Pour pouvoir justifier de ces atteintes, il faut que "le projet répond(e) à une Raison impérative d'intérêt public majeur" (RIIPM), explique le tribunal. Or, conclut-il, "au vu des bénéfices très limités qu'auront ces projets pour le territoire et ses habitants, il n'est pas possible de déroger aux règles de protection de l'environnement et des espèces protégées".
"C'est un grand jour pour le droit environnemental", a salué dans un communiqué le collectif d'opposants à l'autoroute, selon lequel le jugement, qui "renvoie les porteurs du projet à la réalité du droit", "fera jurisprudence".
"Pas une surprise"
"Ce n'est "pas une surprise" sur le plan juridique, note Julien Bétaille, maître de conférences en droit de l'environnement à l'université Toulouse Capitole. "Quand on analyse l'évolution de la jurisprudence ces dernières années, c'est tout à fait logique qu'un jour ou l'autre cela touche un projet d'autoroute, notamment dans le contexte de changement climatique et d’érosion de la biodiversité », note-t-il.
Cette victoire "est bonne à prendre, surtout au regard de ce que pourrait devenir le droit de l'environnement dans le monde sans foi ni loi que prône aujourd'hui l'administration Trump", assure l'écologiste David Berrué.
Mais il ne s'agit pour l'instant que d'une décision de première instance et l’État a aussitôt annoncé son intention de faire appel. Même confirmée en appel, elle pourrait ensuite être contestée devant le Conseil d’État.
Pour aller plus loin :"Ecologie : gagner plus, dépenser moins"
Cela n'a pas empêché le gouvernement de monter au créneau. "L'écologie, ce n'est pas des interdictions tous azimuts", a lancé sur France Info la ministre de la Transition écologique, Agnès Pannier-Runacher.
"Comme tout projet humain, lorsque vous construisez votre maison, vous portez atteinte à l'environnement« , a-t-elle dit, expliquant que le constructeur avait, « avec beaucoup de rigueur », prévu de « réduire et compenser » l’impact du projet.
"Quand on construit une maison sans autorisation, on s'expose à ce que la justice ordonne sa destruction", lui a indirectement répondu M. Berrué. "Les partisans de l'A69 ont parié sur la politique du fait accompli. Ils sont seuls responsables de ce gâchis.
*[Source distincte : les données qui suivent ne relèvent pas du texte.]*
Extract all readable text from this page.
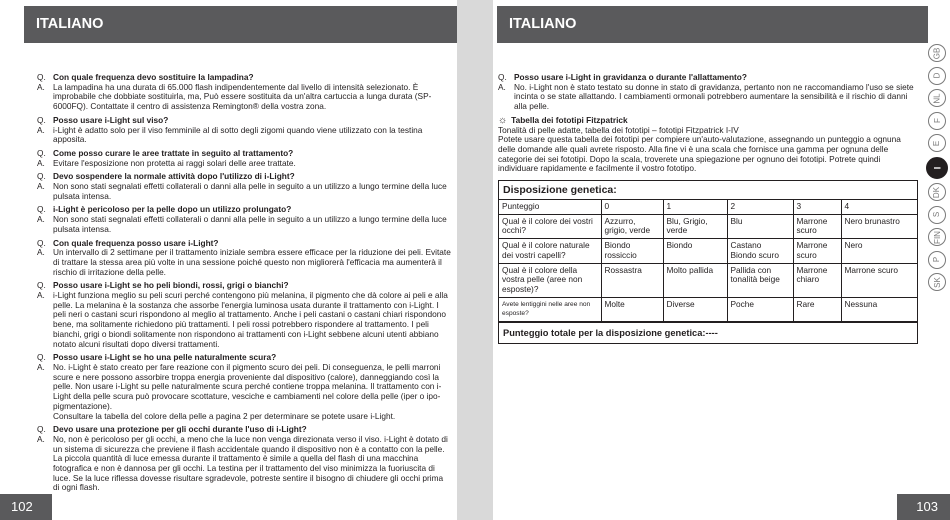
ITALIANO
Q. Con quale frequenza devo sostituire la lampadina?
A. La lampadina ha una durata di 65.000 flash indipendentemente dal livello di intensità selezionato. È improbabile che dobbiate sostituirla, ma, Può essere sostituita da un'altra cartuccia a lunga durata (SP-6000FQ). Contattate il centro di assistenza Remington® della vostra zona.
Q. Posso usare i-Light sul viso?
A. i-Light è adatto solo per il viso femminile al di sotto degli zigomi quando viene utilizzato con la testina apposita.
Q. Come posso curare le aree trattate in seguito al trattamento?
A. Evitare l'esposizione non protetta ai raggi solari delle aree trattate.
Q. Devo sospendere la normale attività dopo l'utilizzo di i-Light?
A. Non sono stati segnalati effetti collaterali o danni alla pelle in seguito a un utilizzo a lungo termine della luce pulsata intensa.
Q. i-Light è pericoloso per la pelle dopo un utilizzo prolungato?
A. Non sono stati segnalati effetti collaterali o danni alla pelle in seguito a un utilizzo a lungo termine della luce pulsata intensa.
Q. Con quale frequenza posso usare i-Light?
A. Un intervallo di 2 settimane per il trattamento iniziale sembra essere efficace per la riduzione dei peli. Evitate di trattare la stessa area più volte in una sessione poiché questo non migliorerà l'efficacia ma aumenterà il rischio di irritazione della pelle.
Q. Posso usare i-Light se ho peli biondi, rossi, grigi o bianchi?
A. i-Light funziona meglio su peli scuri perché contengono più melanina, il pigmento che dà colore ai peli e alla pelle. La melanina è la sostanza che assorbe l'energia luminosa usata durante il trattamento con i-Light. I peli neri o castani scuri rispondono al meglio al trattamento. Anche i peli castani o castani chiari rispondono bene, ma solitamente richiedono più trattamenti. I peli rossi potrebbero rispondere al trattamento. I peli bianchi, grigi o biondi solitamente non rispondono ai trattamenti con i-Light sebbene alcuni utenti abbiano notato alcuni risultati dopo diversi trattamenti.
Q. Posso usare i-Light se ho una pelle naturalmente scura?
A. No. i-Light è stato creato per fare reazione con il pigmento scuro dei peli. Di conseguenza, le pelli marroni scure e nere possono assorbire troppa energia proveniente dal dispositivo (calore), danneggiando così la pelle. Non usare i-Light su pelle naturalmente scura perché contiene troppa melanina. Il trattamento con i-Light della pelle scura può provocare scottature, vesciche e cambiamenti nel colore della pelle (iper o ipo-pigmentazione).
Consultare la tabella del colore della pelle a pagina 2 per determinare se potete usare i-Light.
Q. Devo usare una protezione per gli occhi durante l'uso di i-Light?
A. No, non è pericoloso per gli occhi, a meno che la luce non venga direzionata verso il viso. i-Light è dotato di un sistema di sicurezza che previene il flash accidentale quando il dispositivo non è a contatto con la pelle. La piccola quantità di luce emessa durante il trattamento è simile a quella del flash di una macchina fotografica e non è dannosa per gli occhi. La testina per il trattamento del viso minimizza la fuoriuscita di luce. Se la luce riflessa dovesse risultare sgradevole, potreste sentire il bisogno di chiudere gli occhi prima di ogni flash.
102
ITALIANO
Q. Posso usare i-Light in gravidanza o durante l'allattamento?
A. No. i-Light non è stato testato su donne in stato di gravidanza, pertanto non ne raccomandiamo l'uso se siete incinta o se state allattando. I cambiamenti ormonali potrebbero aumentare la sensibilità e il rischio di danni alla pelle.
☼ Tabella dei fototipi Fitzpatrick
Tonalità di pelle adatte, tabella dei fototipi – fototipi Fitzpatrick I-IV
Potete usare questa tabella dei fototipi per compiere un'auto-valutazione, assegnando un punteggio a ognuna delle domande alle quali avrete risposto. Alla fine vi è una scala che fornisce una gamma per ognuna delle categorie dei sei fototipi. Dopo la scala, troverete una spiegazione per ognuno dei fototipi. Potrete quindi individuare rapidamente e facilmente il vostro fototipo.
Disposizione genetica:
Punteggio	0	1	2	3	4
Qual è il colore dei vostri occhi?	Azzurro, grigio, verde	Blu, Grigio, verde	Blu	Marrone scuro	Nero brunastro
Qual è il colore naturale dei vostri capelli?	Biondo rossiccio	Biondo	Castano Biondo scuro	Marrone scuro	Nero
Qual è il colore della vostra pelle (aree non esposte)?	Rossastra	Molto pallida	Pallida con tonalità beige	Marrone chiaro	Marrone scuro
Avete lentiggini nelle aree non esposte?	Molte	Diverse	Poche	Rare	Nessuna
Punteggio totale per la disposizione genetica:----
GB
D
NL
F
E
I
DK
S
FIN
P
SK
103
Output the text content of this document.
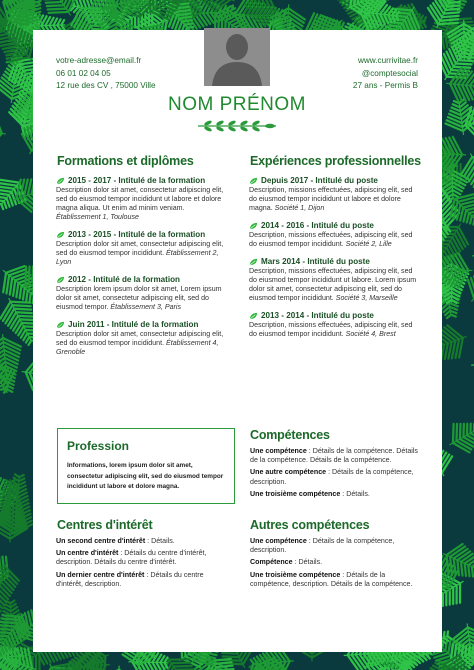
votre-adresse@email.fr
06 01 02 04 05
12 rue des CV , 75000 Ville
www.currivitae.fr
@comptesocial
27 ans - Permis B
NOM PRÉNOM
Formations et diplômes
2015 - 2017 - Intitulé de la formation
Description dolor sit amet, consectetur adipiscing elit, sed do eiusmod tempor incididunt ut labore et dolore magna aliqua. Ut enim ad minim veniam. Établissement 1, Toulouse
2013 - 2015 - Intitulé de la formation
Description dolor sit amet, consectetur adipiscing elit, sed do eiusmod tempor incididunt. Établissement 2, Lyon
2012 - Intitulé de la formation
Description lorem ipsum dolor sit amet, Lorem ipsum dolor sit amet, consectetur adipiscing elit, sed do eiusmod tempor. Établissement 3, Paris
Juin 2011 - Intitulé de la formation
Description dolor sit amet, consectetur adipiscing elit, sed do eiusmod tempor incididunt. Établissement 4, Grenoble
Expériences professionnelles
Depuis 2017 - Intitulé du poste
Description, missions effectuées, adipiscing elit, sed do eiusmod tempor incididunt ut labore et dolore magna. Société 1, Dijon
2014 - 2016 - Intitulé du poste
Description, missions effectuées, adipiscing elit, sed do eiusmod tempor incididunt. Société 2, Lille
Mars 2014 - Intitulé du poste
Description, missions effectuées, adipiscing elit, sed do eiusmod tempor incididunt ut labore. Lorem ipsum dolor sit amet, consectetur adipiscing elit, sed do eiusmod tempor incididunt. Société 3, Marseille
2013 - 2014 - Intitulé du poste
Description, missions effectuées, adipiscing elit, sed do eiusmod tempor incididunt. Société 4, Brest
Profession
Informations, lorem ipsum dolor sit amet, consectetur adipiscing elit, sed do eiusmod tempor incididunt ut labore et dolore magna.
Compétences
Une compétence : Détails de la compétence. Détails de la compétence. Détails de la compétence.
Une autre compétence : Détails de la compétence, description.
Une troisième compétence : Détails.
Centres d'intérêt
Un second centre d'intérêt : Détails.
Un centre d'intérêt : Détails du centre d'intérêt, description. Détails du centre d'intérêt.
Un dernier centre d'intérêt : Détails du centre d'intérêt, description.
Autres compétences
Une compétence : Détails de la compétence, description.
Compétence : Détails.
Une troisième compétence : Détails de la compétence, description. Détails de la compétence.
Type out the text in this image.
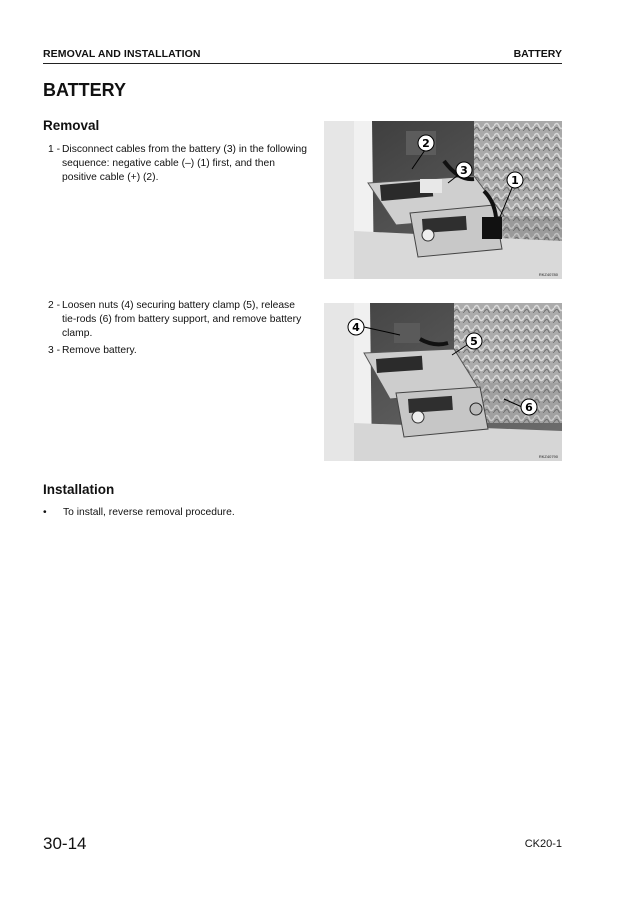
REMOVAL AND INSTALLATION	BATTERY
BATTERY
Removal
1 - Disconnect cables from the battery (3) in the following sequence: negative cable (–) (1) first, and then positive cable (+) (2).
2 - Loosen nuts (4) securing battery clamp (5), release tie-rods (6) from battery support, and remove battery clamp.
3 - Remove battery.
2
3
1
RKZ40780
4
5
6
RKZ40790
Installation
• To install, reverse removal procedure.
30-14	CK20-1
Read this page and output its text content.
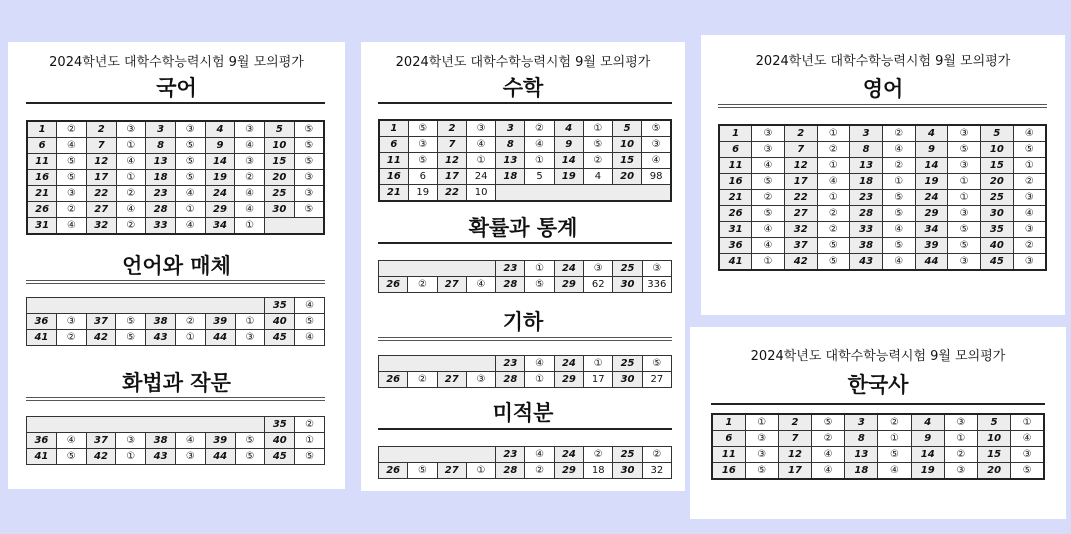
2024학년도 대학수학능력시험 9월 모의평가
국어
1	②	2	③	3	③	4	③	5	⑤
6	④	7	①	8	⑤	9	④	10	⑤
11	⑤	12	④	13	⑤	14	③	15	⑤
16	⑤	17	①	18	⑤	19	②	20	③
21	③	22	②	23	④	24	④	25	③
26	②	27	④	28	①	29	④	30	⑤
31	④	32	②	33	④	34	①		
언어와 매체
								35	④
36	③	37	⑤	38	②	39	①	40	⑤
41	②	42	⑤	43	①	44	③	45	④
화법과 작문
								35	②
36	④	37	③	38	④	39	⑤	40	①
41	⑤	42	①	43	③	44	⑤	45	⑤
2024학년도 대학수학능력시험 9월 모의평가
수학
1	⑤	2	③	3	②	4	①	5	⑤
6	③	7	④	8	④	9	⑤	10	③
11	⑤	12	①	13	①	14	②	15	④
16	6	17	24	18	5	19	4	20	98
21	19	22	10						
확률과 통계
				23	①	24	③	25	③
26	②	27	④	28	⑤	29	62	30	336
기하
				23	④	24	①	25	⑤
26	②	27	③	28	①	29	17	30	27
미적분
				23	④	24	②	25	②
26	⑤	27	①	28	②	29	18	30	32
2024학년도 대학수학능력시험 9월 모의평가
영어
1	③	2	①	3	②	4	③	5	④
6	③	7	②	8	④	9	⑤	10	⑤
11	④	12	①	13	②	14	③	15	①
16	⑤	17	④	18	①	19	①	20	②
21	②	22	①	23	⑤	24	①	25	③
26	⑤	27	②	28	⑤	29	③	30	④
31	④	32	②	33	④	34	⑤	35	③
36	④	37	⑤	38	⑤	39	⑤	40	②
41	①	42	⑤	43	④	44	③	45	③
2024학년도 대학수학능력시험 9월 모의평가
한국사
1	①	2	⑤	3	②	4	③	5	①
6	③	7	②	8	①	9	①	10	④
11	③	12	④	13	⑤	14	②	15	③
16	⑤	17	④	18	④	19	③	20	⑤
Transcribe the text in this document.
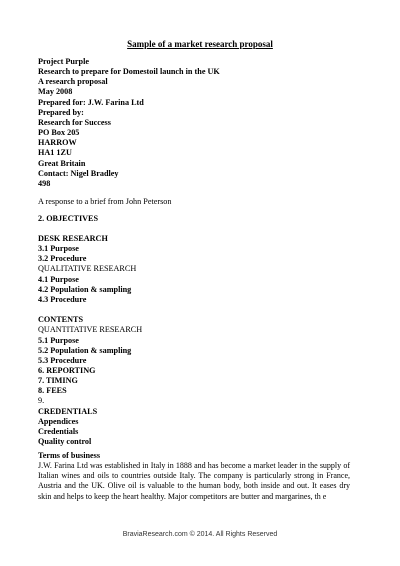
Sample of a market research proposal
Project Purple
Research to prepare for Domestoil launch in the UK
A research proposal
May 2008
Prepared for: J.W. Farina Ltd
Prepared by:
Research for Success
PO Box 205
HARROW
HA1 1ZU
Great Britain
Contact: Nigel Bradley
498
A response to a brief from John Peterson
2. OBJECTIVES
DESK RESEARCH
3.1 Purpose
3.2 Procedure
QUALITATIVE RESEARCH
4.1 Purpose
4.2 Population & sampling
4.3 Procedure
CONTENTS
QUANTITATIVE RESEARCH
5.1 Purpose
5.2 Population & sampling
5.3 Procedure
6. REPORTING
7. TIMING
8. FEES
9.
CREDENTIALS
Appendices
Credentials
Quality control
Terms of business
J.W. Farina Ltd was established in Italy in 1888 and has become a market leader in the supply of Italian wines and oils to countries outside Italy. The company is particularly strong in France, Austria and the UK. Olive oil is valuable to the human body, both inside and out. It eases dry skin and helps to keep the heart healthy. Major competitors are butter and margarines, th e
BraviaResearch.com © 2014. All Rights Reserved
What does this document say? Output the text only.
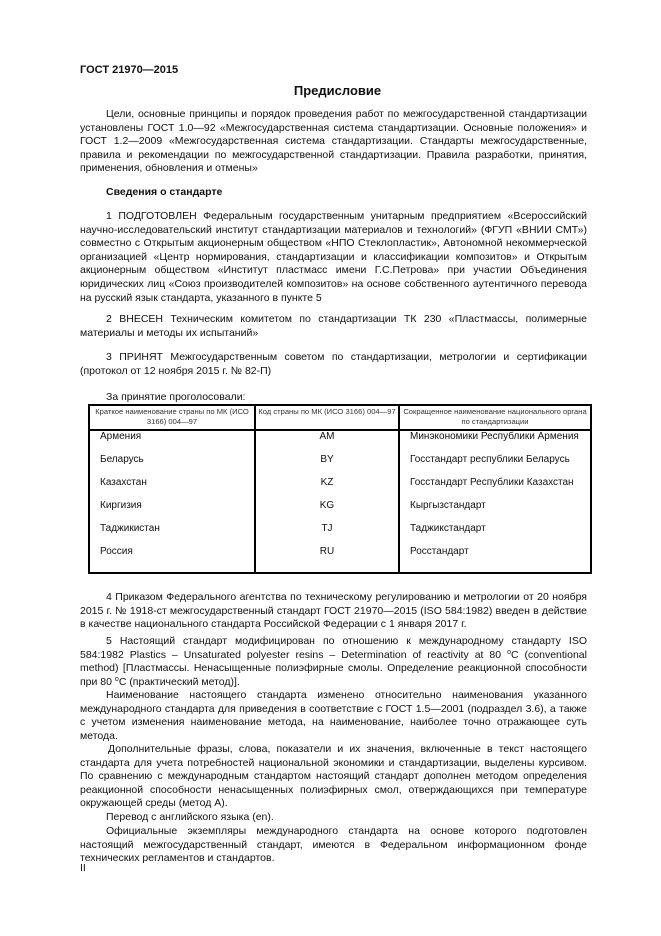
ГОСТ 21970—2015
Предисловие
Цели, основные принципы и порядок проведения работ по межгосударственной стандартизации установлены ГОСТ 1.0—92 «Межгосударственная система стандартизации. Основные положения» и ГОСТ 1.2—2009 «Межгосударственная система стандартизации. Стандарты межгосударственные, правила и рекомендации по межгосударственной стандартизации. Правила разработки, принятия, применения, обновления и отмены»
Сведения о стандарте
1 ПОДГОТОВЛЕН Федеральным государственным унитарным предприятием «Всероссийский научно-исследовательский институт стандартизации материалов и технологий» (ФГУП «ВНИИ СМТ») совместно с Открытым акционерным обществом «НПО Стеклопластик», Автономной некоммерческой организацией «Центр нормирования, стандартизации и классификации композитов» и Открытым акционерным обществом «Институт пластмасс имени Г.С.Петрова» при участии Объединения юридических лиц «Союз производителей композитов» на основе собственного аутентичного перевода на русский язык стандарта, указанного в пункте 5
2 ВНЕСЕН Техническим комитетом по стандартизации ТК 230 «Пластмассы, полимерные материалы и методы их испытаний»
3 ПРИНЯТ Межгосударственным советом по стандартизации, метрологии и сертификации (протокол от 12 ноября 2015 г. № 82-П)
За принятие проголосовали:
Краткое наименование страны по МК (ИСО 3166) 004—97	Код страны по МК (ИСО 3166) 004—97	Сокращенное наименование национального органа по стандартизации
Армения	AM	Минэкономики Республики Армения
Беларусь	BY	Госстандарт республики Беларусь
Казахстан	KZ	Госстандарт Республики Казахстан
Киргизия	KG	Кыргызстандарт
Таджикистан	TJ	Таджикстандарт
Россия	RU	Росстандарт
4 Приказом Федерального агентства по техническому регулированию и метрологии от 20 ноября 2015 г. № 1918-ст межгосударственный стандарт ГОСТ 21970—2015 (ISO 584:1982) введен в действие в качестве национального стандарта Российской Федерации с 1 января 2017 г.
5 Настоящий стандарт модифицирован по отношению к международному стандарту ISO 584:1982 Plastics – Unsaturated polyester resins – Determination of reactivity at 80 $^o$C (conventional method) [Пластмассы. Ненасыщенные полиэфирные смолы. Определение реакционной способности при 80 $^o$C (практический метод)].
Наименование настоящего стандарта изменено относительно наименования указанного международного стандарта для приведения в соответствие с ГОСТ 1.5—2001 (подраздел 3.6), а также с учетом изменения наименование метода, на наименование, наиболее точно отражающее суть метода.
Дополнительные фразы, слова, показатели и их значения, включенные в текст настоящего стандарта для учета потребностей национальной экономики и стандартизации, выделены курсивом. По сравнению с международным стандартом настоящий стандарт дополнен методом определения реакционной способности ненасыщенных полиэфирных смол, отверждающихся при температуре окружающей среды (метод А).
Перевод с английского языка (en).
Официальные экземпляры международного стандарта на основе которого подготовлен настоящий межгосударственный стандарт, имеются в Федеральном информационном фонде технических регламентов и стандартов.
II
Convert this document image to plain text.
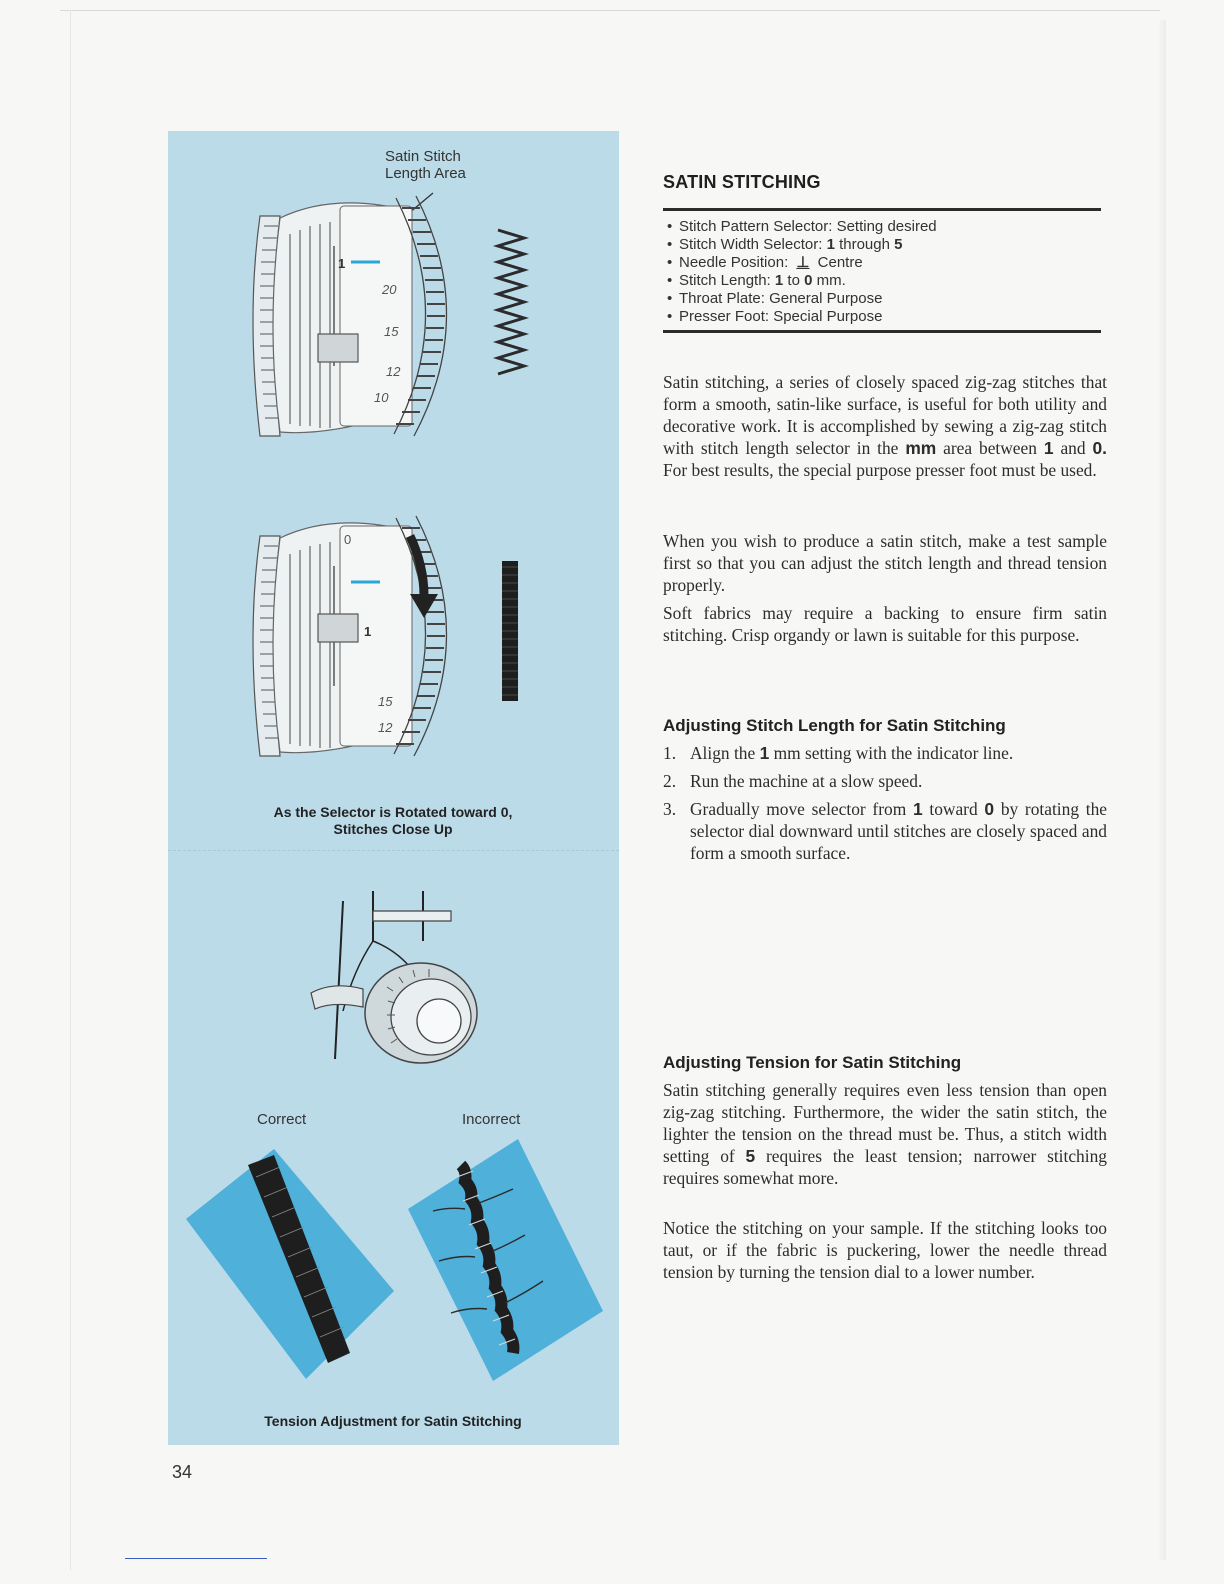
Satin Stitch
Length Area
1
20
15
12
10
0
1
15
12
As the Selector is Rotated toward 0,
Stitches Close Up
Correct	Incorrect
Tension Adjustment for Satin Stitching
SATIN STITCHING
• Stitch Pattern Selector: Setting desired
• Stitch Width Selector: 1 through 5
• Needle Position: ⊥ Centre
• Stitch Length: 1 to 0 mm.
• Throat Plate: General Purpose
• Presser Foot: Special Purpose

Satin stitching, a series of closely spaced zig-zag stitches that form a smooth, satin-like surface, is useful for both utility and decorative work. It is accomplished by sewing a zig-zag stitch with stitch length selector in the mm area between 1 and 0. For best results, the special purpose presser foot must be used.

When you wish to produce a satin stitch, make a test sample first so that you can adjust the stitch length and thread tension properly.

Soft fabrics may require a backing to ensure firm satin stitching. Crisp organdy or lawn is suitable for this purpose.

Adjusting Stitch Length for Satin Stitching
1. Align the 1 mm setting with the indicator line.
2. Run the machine at a slow speed.
3. Gradually move selector from 1 toward 0 by rotating the selector dial downward until stitches are closely spaced and form a smooth surface.
Adjusting Tension for Satin Stitching

Satin stitching generally requires even less tension than open zig-zag stitching. Furthermore, the wider the satin stitch, the lighter the tension on the thread must be. Thus, a stitch width setting of 5 requires the least tension; narrower stitching requires somewhat more.

Notice the stitching on your sample. If the stitching looks too taut, or if the fabric is puckering, lower the needle thread tension by turning the tension dial to a lower number.

34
Leur fiasco doit inspirer une jurisprudence favorable à l’environnement », a-t-il poursuivi dans un communiqué.
La justice administrative n'avait jusqu'ici pas touché à de tels projets autoroutiers. Mais des décisions récentes auguraient d'une évolution en la matière. Plus petit, le contournement du village touristique de Beynac, en Dordogne, avait été définitivement retoqué en 2020 au titre, aussi, de l'absence de RIIPM.
Inquiétude pour les infrastructures
La montée en puissance de cette notion de RIIPM – introduite en 1992 par une directive européenne – inquiète les partisans de l'A69. "Cette décision du tribunal administratif questionne plus largement la capacité d’un pays comme la France à réaliser, à l’avenir, de grandes infrastructures », a ainsi déclaré Carole Delga, présidente (PS) de la région Occitanie.
"La loi ne définit pas cette raison impérative", a regretté le maire de Castres, Pascal Bugis, déplorant que "la porte" soit ainsi laissée "ouverte aux interprétations" des juges. "Il faut impérativement qu'enfin les parlementaires et le gouvernement fassent leur travail, et définissent cette notion de RIIMP, qui manque et ouvre une brèche béante dans le dispositif".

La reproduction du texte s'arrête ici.